Ses tentatives ne semblent cependant pas suffire à restaurer l’image des conservateurs après quatorze années passées à Downing Street, entachées par un bilan difficile à défendre, l’éviction de Boris Johnson et le mandat éclair de Liz Truss. Le laxisme de Rishi Sunak est pointé du doigt jusque dans son propre camp : tandis que James Cracknell, candidat conservateur à Colchester, fustige un « abus de confiance impardonnable », Michael Gove, ministre britannique du Logement, compare cette affaire à celle du « Partygate », scandale dans lequel des assistants de l’ancien Premier ministre Boris Johnson ont été vus transportant des valises de vin dans Downing Street au plus fort du confinement.

Des critiques auxquelles s’adonne aussi le Parti travailliste, qui réclame davantage de transparence sur le nombre de concernés. Pat McFadden, coordinateur national de la campagne travailliste, a notamment exhorté la Commission des jeux de hasard à rendre « publics les noms des autres personnalités sur lesquelles [ils enquêtent] ».

Par ailleurs, lors du dernier débat en tête-à-tête avant l’élection, le leader travailliste Keir Starmer n’a pas lésiné sur les attaques envers son adversaire. Pour lui, parier sur l'avenir du pays démontre le « mauvais instinct » des conservateurs, une attitude semblable à la désinvolture affichée envers les règles du Covid. « Je pense qu'au cours des 14 dernières années, la politique est devenue trop axée sur l'auto-droit et les députés réfléchissent à ce qu'ils pourraient obtenir pour eux-mêmes », a-t-il déclaré. Un reproche doublé d’efficacité depuis que les travaillistes ont été contraints, eux aussi, de suspendre l'un de leurs candidats ayant parié qu’il ne remporterait pas le siège qu’il briguait. « Mes candidats savent que je suis très exigeant. Ils ont vu les conséquences de mes actions », s’est-il félicité, opposant sa réaction à celle du Premier ministre.

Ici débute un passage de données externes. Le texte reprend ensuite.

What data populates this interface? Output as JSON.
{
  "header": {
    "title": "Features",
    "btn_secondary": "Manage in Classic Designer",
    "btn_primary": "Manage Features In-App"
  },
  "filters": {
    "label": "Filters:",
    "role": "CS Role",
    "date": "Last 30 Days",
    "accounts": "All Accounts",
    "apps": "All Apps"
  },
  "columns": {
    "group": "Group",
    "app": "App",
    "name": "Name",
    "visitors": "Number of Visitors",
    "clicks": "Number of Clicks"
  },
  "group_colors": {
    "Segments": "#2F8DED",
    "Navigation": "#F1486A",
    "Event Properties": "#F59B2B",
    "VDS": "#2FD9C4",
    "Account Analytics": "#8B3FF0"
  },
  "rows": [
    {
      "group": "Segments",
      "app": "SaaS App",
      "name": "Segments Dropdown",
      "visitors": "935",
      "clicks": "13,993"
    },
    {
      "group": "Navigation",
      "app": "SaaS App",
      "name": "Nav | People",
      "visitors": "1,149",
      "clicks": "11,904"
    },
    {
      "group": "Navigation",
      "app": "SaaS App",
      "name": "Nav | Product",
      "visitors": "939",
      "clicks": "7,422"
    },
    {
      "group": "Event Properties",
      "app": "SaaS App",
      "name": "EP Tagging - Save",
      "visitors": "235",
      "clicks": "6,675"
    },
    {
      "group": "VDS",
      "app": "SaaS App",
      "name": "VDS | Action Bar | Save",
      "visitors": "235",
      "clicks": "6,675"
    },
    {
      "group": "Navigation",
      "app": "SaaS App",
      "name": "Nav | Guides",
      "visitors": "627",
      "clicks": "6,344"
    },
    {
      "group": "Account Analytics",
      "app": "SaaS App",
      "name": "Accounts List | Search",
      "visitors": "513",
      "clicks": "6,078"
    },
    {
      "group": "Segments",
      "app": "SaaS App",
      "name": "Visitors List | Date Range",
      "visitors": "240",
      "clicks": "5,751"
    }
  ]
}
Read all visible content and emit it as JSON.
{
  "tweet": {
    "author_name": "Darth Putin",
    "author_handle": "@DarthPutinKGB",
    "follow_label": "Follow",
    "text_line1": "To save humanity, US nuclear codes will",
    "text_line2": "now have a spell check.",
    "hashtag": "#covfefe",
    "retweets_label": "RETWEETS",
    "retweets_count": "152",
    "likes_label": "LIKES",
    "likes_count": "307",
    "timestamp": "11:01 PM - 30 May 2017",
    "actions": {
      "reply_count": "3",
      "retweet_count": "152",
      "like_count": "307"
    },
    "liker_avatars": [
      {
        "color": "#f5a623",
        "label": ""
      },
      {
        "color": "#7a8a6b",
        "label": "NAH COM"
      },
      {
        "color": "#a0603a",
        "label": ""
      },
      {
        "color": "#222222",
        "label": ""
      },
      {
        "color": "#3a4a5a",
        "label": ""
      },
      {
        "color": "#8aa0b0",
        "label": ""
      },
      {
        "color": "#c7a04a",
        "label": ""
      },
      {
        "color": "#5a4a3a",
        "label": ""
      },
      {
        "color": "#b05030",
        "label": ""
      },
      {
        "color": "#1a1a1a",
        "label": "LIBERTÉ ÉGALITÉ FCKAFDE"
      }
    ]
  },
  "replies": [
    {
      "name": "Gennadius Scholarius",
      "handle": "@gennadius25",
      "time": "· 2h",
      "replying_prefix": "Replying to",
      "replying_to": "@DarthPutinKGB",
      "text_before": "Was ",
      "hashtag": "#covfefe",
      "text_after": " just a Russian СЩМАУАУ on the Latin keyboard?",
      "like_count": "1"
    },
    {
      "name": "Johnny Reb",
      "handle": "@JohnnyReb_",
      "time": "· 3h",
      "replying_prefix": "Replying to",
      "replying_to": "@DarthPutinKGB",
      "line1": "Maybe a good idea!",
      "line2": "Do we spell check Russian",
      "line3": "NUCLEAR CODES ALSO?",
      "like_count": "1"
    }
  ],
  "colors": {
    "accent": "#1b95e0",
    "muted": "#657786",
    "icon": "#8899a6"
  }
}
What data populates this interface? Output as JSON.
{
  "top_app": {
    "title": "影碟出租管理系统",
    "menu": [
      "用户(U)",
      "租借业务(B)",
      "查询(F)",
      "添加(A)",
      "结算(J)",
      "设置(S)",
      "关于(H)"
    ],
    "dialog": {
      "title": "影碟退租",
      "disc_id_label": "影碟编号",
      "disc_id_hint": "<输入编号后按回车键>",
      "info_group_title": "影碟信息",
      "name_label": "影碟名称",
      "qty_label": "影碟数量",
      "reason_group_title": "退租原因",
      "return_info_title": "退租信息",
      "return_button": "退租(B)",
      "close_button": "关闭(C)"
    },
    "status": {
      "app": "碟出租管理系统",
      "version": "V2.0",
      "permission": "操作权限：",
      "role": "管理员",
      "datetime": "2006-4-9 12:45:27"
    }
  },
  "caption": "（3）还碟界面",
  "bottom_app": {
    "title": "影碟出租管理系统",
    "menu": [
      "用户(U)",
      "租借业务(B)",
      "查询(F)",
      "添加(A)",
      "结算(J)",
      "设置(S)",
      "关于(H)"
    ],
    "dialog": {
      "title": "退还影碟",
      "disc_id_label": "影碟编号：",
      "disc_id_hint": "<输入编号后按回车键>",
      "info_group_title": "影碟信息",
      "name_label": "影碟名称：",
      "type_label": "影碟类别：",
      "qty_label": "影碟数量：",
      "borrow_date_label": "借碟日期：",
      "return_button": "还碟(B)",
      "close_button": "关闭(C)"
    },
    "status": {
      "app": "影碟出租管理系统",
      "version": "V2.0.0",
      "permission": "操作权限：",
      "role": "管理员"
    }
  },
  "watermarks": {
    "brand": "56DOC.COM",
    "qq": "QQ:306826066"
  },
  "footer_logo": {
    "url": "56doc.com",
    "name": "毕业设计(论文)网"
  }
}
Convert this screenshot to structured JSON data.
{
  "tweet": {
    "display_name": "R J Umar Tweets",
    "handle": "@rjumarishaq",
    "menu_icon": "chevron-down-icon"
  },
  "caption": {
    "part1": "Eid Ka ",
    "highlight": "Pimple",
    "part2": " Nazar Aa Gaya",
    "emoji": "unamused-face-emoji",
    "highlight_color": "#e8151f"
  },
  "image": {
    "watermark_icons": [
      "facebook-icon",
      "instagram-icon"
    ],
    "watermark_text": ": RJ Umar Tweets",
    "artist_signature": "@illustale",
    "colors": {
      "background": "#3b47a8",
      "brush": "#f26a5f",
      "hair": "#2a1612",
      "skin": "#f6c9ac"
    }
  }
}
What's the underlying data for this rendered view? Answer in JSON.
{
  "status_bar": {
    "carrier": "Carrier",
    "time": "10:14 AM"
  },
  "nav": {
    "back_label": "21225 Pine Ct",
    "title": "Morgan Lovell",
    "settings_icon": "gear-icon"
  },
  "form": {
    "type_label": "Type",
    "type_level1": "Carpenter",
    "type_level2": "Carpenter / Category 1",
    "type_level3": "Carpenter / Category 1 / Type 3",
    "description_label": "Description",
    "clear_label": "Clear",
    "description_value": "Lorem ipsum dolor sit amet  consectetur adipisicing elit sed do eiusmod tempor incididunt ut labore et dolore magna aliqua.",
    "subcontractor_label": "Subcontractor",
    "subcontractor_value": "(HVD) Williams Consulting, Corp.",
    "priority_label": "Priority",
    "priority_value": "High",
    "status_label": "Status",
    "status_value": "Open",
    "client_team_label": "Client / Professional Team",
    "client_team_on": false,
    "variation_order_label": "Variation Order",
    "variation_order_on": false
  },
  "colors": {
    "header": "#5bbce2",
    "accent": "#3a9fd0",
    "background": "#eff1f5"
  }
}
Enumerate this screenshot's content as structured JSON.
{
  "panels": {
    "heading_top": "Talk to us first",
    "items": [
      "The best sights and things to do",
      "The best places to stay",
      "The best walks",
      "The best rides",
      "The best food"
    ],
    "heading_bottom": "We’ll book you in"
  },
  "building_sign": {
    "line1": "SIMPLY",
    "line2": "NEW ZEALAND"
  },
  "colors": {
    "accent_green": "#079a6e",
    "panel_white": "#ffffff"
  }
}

Alors que le Parti conservateur accuse déjà un retard d’environ 20 points sur le Parti travailliste dans les sondages d’intentions de vote, l’affaire semble aussi susciter une répulsion chez les électeurs : d’après un sondage Yougov publié mardi 25 juin, près de deux tiers des sondés ont déclaré que Rishi Sunak gérait « assez mal » ou « très mal » le scandale des paris frauduleux.